Connecting the Rmd file to the appropriate code behind file
Most of our report files are composed of these five stages. This syntax is specific to Rmd files, but the concepts apply to Rnw files as well.
This assumes the report is nested inside of two directories. Here's an example from the Cars report. (However in the actual code, use triple backticks instead of triple quotes. I needed to use single quotes here so the formate would be rendered correctly.)
'''{r, echo=F, message=F}
# cat("Working directory: ", getwd()) #Uncomment to help diagnose.
# Don't combine this call with any other chunk -especially one that uses file paths.
knitr::opts_knit$set(root.dir='../../')
'''
'''{r set_options, echo=F}
require(knitr)
#To help knitr parse these arguments correctly, put comments at the end of call, not after each line.
opts_chunk$set(
results='show',
comment = NA,
tidy = FALSE,
fig.width = 6.5,
fig.height = 4,
fig.path = 'FigureRaw/'
)
# dpi = 400,
# out.width = "650px", #This affects only the markdown, not the underlying png file. The height will be scaled appropriately.
echoChunks <- FALSE
options(width=120) #So the output is 50% wider than the default.
read_chunk("./Analyses/Cars/Cars.R") #This allows knitr to call chunks tagged in the underlying *.R file.
'''
- Loading packages into memory
- 'Source' other R files, which loads their function definitions into memory. This is especially helpful when a handful of analyses/reports need the same function.

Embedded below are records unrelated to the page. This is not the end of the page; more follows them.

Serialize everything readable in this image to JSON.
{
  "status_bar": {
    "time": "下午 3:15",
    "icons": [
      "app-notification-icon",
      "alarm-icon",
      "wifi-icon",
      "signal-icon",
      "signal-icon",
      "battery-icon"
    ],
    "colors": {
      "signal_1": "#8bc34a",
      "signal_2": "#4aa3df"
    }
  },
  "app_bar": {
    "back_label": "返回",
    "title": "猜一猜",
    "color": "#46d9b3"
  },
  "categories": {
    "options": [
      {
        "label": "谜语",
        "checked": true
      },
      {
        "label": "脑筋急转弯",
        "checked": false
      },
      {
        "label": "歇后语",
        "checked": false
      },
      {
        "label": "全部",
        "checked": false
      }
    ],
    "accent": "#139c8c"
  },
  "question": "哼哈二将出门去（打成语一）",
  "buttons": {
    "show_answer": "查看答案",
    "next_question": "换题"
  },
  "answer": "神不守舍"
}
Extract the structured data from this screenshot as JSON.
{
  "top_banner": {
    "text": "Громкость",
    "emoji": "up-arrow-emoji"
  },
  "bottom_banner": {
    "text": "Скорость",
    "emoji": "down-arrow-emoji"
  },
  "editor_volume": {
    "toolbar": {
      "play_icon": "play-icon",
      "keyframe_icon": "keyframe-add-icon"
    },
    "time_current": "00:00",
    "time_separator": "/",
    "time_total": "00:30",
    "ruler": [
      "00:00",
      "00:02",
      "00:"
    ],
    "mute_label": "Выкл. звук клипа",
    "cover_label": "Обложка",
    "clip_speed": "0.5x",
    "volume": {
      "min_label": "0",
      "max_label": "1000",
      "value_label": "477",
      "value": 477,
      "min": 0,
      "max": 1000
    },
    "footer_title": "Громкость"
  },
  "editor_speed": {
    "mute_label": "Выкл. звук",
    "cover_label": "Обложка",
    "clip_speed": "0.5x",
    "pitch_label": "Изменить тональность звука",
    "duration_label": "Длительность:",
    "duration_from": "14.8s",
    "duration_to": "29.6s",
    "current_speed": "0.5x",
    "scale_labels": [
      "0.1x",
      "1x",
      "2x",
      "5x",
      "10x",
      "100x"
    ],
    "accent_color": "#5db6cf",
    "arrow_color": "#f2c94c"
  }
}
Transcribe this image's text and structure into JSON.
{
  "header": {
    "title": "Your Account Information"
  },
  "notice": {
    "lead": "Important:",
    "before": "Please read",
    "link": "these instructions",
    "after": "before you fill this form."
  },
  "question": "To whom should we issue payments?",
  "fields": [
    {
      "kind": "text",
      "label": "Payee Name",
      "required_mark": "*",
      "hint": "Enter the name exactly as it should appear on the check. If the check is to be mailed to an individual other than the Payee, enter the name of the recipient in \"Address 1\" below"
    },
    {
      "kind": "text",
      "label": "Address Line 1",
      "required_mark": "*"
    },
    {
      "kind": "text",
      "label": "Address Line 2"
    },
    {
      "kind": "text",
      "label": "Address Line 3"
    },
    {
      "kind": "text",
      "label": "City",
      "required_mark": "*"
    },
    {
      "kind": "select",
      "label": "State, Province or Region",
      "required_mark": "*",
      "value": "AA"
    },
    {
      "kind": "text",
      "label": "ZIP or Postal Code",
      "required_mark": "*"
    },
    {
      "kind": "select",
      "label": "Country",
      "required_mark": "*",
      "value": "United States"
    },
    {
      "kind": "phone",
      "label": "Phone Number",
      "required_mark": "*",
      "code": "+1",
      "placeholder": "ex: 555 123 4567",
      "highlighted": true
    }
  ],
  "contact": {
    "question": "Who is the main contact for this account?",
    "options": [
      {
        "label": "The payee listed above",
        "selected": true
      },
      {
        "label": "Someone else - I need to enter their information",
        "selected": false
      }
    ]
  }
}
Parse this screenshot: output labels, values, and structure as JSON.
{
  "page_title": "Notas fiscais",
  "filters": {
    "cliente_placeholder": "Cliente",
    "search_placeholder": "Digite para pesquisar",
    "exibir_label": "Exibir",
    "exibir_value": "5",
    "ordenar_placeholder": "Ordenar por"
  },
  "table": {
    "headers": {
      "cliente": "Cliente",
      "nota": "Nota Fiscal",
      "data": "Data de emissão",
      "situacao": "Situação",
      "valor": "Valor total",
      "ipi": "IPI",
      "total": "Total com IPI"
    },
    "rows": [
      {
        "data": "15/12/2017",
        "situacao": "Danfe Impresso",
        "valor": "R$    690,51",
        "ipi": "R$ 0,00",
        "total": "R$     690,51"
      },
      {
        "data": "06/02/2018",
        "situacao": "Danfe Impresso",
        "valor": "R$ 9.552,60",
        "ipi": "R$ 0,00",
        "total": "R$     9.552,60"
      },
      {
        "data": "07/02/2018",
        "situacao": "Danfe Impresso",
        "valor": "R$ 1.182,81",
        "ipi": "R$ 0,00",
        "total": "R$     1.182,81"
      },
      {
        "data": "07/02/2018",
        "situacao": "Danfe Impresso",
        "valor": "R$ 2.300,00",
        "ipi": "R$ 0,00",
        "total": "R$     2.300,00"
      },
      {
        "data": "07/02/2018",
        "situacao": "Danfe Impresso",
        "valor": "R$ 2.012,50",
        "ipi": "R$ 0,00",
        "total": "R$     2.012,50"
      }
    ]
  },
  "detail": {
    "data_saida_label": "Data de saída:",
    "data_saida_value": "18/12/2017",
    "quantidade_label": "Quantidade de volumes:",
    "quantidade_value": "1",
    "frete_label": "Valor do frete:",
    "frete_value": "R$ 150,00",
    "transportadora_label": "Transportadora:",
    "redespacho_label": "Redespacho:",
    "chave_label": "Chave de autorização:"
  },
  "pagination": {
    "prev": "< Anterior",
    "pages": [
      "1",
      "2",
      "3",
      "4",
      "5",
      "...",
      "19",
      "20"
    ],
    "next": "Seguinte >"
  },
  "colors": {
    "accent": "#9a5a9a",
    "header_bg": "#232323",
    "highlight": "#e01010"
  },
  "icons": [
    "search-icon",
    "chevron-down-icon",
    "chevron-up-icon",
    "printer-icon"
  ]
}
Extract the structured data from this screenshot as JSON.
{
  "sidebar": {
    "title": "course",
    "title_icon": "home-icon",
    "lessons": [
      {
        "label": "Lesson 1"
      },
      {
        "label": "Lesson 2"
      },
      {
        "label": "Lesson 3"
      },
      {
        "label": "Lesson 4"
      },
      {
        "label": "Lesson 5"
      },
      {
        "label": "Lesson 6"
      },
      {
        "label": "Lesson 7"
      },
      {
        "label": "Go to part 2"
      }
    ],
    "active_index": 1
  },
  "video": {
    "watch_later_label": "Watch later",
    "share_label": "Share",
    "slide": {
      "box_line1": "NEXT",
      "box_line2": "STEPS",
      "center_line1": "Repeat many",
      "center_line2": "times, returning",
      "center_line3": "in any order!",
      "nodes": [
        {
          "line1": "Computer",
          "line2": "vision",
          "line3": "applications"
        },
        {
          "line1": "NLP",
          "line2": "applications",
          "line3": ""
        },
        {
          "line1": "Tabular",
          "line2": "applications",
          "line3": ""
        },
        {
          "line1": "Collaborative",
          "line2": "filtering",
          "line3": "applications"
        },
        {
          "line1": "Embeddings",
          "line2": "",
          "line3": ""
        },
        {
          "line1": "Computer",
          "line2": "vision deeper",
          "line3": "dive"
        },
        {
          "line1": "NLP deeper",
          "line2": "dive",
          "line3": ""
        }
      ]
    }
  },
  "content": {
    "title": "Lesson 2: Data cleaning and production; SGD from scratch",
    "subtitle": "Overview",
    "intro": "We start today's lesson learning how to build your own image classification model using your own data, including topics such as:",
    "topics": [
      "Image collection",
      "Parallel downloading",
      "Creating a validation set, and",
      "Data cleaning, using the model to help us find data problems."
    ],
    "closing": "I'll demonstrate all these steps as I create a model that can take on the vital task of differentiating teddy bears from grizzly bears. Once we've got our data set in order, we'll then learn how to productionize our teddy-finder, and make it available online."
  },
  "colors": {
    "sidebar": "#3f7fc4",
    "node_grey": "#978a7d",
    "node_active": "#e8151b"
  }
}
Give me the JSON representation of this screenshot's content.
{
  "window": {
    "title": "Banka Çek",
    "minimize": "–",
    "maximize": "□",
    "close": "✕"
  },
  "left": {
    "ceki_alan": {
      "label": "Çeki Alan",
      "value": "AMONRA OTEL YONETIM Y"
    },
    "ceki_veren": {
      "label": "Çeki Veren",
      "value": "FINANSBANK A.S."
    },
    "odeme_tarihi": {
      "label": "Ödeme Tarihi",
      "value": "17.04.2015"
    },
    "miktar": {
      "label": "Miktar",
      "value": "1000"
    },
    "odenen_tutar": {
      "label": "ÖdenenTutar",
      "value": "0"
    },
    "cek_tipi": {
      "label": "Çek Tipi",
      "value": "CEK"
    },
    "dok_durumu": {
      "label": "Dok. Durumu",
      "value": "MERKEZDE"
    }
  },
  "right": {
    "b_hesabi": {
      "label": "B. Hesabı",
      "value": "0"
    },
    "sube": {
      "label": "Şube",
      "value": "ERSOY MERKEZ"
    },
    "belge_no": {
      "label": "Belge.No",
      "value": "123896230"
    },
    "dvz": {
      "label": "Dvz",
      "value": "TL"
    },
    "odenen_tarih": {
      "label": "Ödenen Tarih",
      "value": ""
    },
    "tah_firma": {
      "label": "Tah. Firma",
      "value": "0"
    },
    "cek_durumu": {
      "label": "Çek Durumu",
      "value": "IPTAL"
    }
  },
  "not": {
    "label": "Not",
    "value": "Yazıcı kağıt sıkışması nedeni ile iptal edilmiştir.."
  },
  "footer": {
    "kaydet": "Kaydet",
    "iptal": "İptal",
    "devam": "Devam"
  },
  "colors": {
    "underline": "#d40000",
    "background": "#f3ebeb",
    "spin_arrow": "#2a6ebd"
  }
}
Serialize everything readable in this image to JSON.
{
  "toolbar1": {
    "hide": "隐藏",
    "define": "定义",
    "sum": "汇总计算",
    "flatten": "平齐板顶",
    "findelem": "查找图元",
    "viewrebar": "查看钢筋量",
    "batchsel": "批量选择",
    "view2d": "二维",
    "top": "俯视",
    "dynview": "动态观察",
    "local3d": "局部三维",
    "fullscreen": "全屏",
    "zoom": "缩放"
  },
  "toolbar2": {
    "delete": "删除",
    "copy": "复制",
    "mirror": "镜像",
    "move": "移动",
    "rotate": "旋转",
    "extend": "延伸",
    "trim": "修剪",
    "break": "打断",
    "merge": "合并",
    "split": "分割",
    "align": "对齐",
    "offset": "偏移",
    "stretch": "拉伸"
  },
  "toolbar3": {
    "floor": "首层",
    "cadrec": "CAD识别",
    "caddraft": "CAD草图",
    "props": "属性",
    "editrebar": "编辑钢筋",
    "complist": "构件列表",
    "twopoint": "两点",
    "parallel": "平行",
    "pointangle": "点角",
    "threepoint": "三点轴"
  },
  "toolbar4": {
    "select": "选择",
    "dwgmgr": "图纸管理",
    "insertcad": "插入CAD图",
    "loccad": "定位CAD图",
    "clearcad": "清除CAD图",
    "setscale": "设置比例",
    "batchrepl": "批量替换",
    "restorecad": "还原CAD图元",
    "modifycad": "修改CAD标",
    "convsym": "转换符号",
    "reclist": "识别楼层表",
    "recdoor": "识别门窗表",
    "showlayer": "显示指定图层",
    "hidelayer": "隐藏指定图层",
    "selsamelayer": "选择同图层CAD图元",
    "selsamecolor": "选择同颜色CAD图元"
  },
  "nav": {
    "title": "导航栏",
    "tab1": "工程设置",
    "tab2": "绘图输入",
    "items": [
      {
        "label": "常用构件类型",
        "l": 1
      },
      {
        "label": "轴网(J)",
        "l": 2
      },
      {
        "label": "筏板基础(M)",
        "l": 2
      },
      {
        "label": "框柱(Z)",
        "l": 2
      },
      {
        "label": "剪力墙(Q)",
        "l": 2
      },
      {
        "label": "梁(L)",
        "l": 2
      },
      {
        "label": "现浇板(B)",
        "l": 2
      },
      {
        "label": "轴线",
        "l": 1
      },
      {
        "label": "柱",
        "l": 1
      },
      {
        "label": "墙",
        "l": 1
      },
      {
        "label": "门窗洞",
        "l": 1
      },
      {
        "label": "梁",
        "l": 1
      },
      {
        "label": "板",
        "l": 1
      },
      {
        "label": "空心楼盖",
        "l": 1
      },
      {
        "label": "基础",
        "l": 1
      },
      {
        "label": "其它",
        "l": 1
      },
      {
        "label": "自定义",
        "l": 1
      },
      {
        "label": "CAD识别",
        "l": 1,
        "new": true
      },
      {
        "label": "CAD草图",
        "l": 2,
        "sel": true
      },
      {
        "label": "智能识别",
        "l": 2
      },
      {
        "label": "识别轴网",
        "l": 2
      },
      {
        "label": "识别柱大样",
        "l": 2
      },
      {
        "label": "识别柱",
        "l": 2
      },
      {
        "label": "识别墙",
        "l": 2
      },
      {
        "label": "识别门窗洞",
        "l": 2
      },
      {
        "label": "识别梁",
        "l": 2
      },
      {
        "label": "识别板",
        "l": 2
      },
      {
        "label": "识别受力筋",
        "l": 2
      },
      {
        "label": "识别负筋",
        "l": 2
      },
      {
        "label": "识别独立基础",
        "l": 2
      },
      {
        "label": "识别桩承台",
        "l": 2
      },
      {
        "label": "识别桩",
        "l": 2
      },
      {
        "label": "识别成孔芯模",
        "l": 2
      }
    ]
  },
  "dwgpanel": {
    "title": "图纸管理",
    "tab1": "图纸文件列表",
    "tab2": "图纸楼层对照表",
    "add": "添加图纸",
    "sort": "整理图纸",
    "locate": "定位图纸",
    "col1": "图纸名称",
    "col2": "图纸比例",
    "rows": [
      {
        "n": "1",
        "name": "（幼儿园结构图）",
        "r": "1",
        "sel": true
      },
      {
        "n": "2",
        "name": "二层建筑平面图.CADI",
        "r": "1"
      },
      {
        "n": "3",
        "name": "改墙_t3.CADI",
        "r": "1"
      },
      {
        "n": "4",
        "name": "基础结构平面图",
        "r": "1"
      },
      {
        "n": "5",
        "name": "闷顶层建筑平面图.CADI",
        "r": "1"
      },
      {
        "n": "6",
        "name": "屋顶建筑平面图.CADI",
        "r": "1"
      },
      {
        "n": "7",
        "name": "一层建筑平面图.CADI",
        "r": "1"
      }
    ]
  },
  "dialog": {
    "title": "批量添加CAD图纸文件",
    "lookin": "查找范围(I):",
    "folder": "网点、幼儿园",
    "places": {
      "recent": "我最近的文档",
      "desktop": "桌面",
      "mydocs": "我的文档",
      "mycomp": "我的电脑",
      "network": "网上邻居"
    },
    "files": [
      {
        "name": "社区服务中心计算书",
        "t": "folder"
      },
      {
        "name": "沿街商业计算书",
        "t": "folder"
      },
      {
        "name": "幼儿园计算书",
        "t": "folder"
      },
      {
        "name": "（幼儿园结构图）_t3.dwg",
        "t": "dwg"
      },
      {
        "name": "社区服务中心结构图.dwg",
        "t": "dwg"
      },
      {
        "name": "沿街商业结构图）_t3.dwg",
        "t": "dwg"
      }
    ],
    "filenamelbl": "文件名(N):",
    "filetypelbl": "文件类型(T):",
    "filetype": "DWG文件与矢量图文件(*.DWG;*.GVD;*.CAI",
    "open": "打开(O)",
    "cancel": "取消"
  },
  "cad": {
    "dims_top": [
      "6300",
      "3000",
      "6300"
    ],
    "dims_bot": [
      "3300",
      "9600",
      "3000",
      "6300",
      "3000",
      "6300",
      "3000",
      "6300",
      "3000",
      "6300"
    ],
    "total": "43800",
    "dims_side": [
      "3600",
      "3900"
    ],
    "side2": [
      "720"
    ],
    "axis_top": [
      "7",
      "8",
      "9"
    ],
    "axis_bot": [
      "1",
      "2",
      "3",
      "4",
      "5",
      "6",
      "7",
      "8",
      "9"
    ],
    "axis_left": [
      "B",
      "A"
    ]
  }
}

You don't want to retype it in every code behind file, but it's not used enough to justify the extra development overhead to include in a package.
- Declaring necessary globally-scoped variables or functions used in the code behind file.
- Declaring necessary globally-scoped variables or functions used specifically in the Rmd/Rnw file (these should be rare).
- Load the dataset(s) in memory. Usally they come from a database, a CSV, or an RDS (which is a compressed & binary format native to R).
- Tweak the dataset(s). Typically we only do light manipulation straight-forward joins; if the manipulation exceedes ~20 lines consider moving that operatoin into a new file.
<!-- Load any source files containing functions. -->
'''{r LoadSources, echo=echoChunks, message=FALSE}
'''
<!-- Load the packages. Suppress the output when loading packages. -->
'''{r LoadPackages, echo=echoChunks, message=FALSE}
'''
<!-- Load any Global functions and variables declared in the R file. Suppress the output. -->
'''{r DeclareGlobals, echo=echoChunks, results='show', message=FALSE}
'''
<!-- Declare any global functions specific to a Rmd output. Suppress the output. -->
'''{r, echo=echoChunks, message=FALSE}
'''
<!-- Load the datasets. -->
'''{r LoadData, echo=echoChunks, results='show', message=FALSE}
'''
<!-- Tweak the datasets. -->
'''{r TweakData, echo=echoChunks, results='show', message=FALSE}
'''
4. Call the chunks that run the analyses. Notice that there's not analysis code in the Rmd file, only references to the chunks in the code behind file (which contains the analysis code).
# Marginals
'''{r Marginals, echo=echoChunks, message=TRUE}
'''
# Scatterplots
'''{r Scatterplots, echo=echoChunks, message=TRUE}
'''
# Models
'''{r Models, echo=echoChunks, message=TRUE}
'''
# Session Information
For the sake of documentation and reproducibility, the current report was build on a system using the following software.
'''{r session_info, echo=FALSE}
cat("Report created by", Sys.info()["user"], "at", strftime(Sys.time(), "%Y-%m-%d, %H:%M %z"))
sessionInfo()
'''
- We typically ask knitr to perform several stages as it converts the Rmd file to an HTML file.
- knitr executes the R code contained in chunks. The chunks can be in the Rmd file itself, or in the code behind file.
- The R output is mixed with the static content, to produce a Markdown file (with an *.md extention), as well as loose resources, such as image files.
- knitr then calls
pandoc
to convert the Mardown file to an HTML file.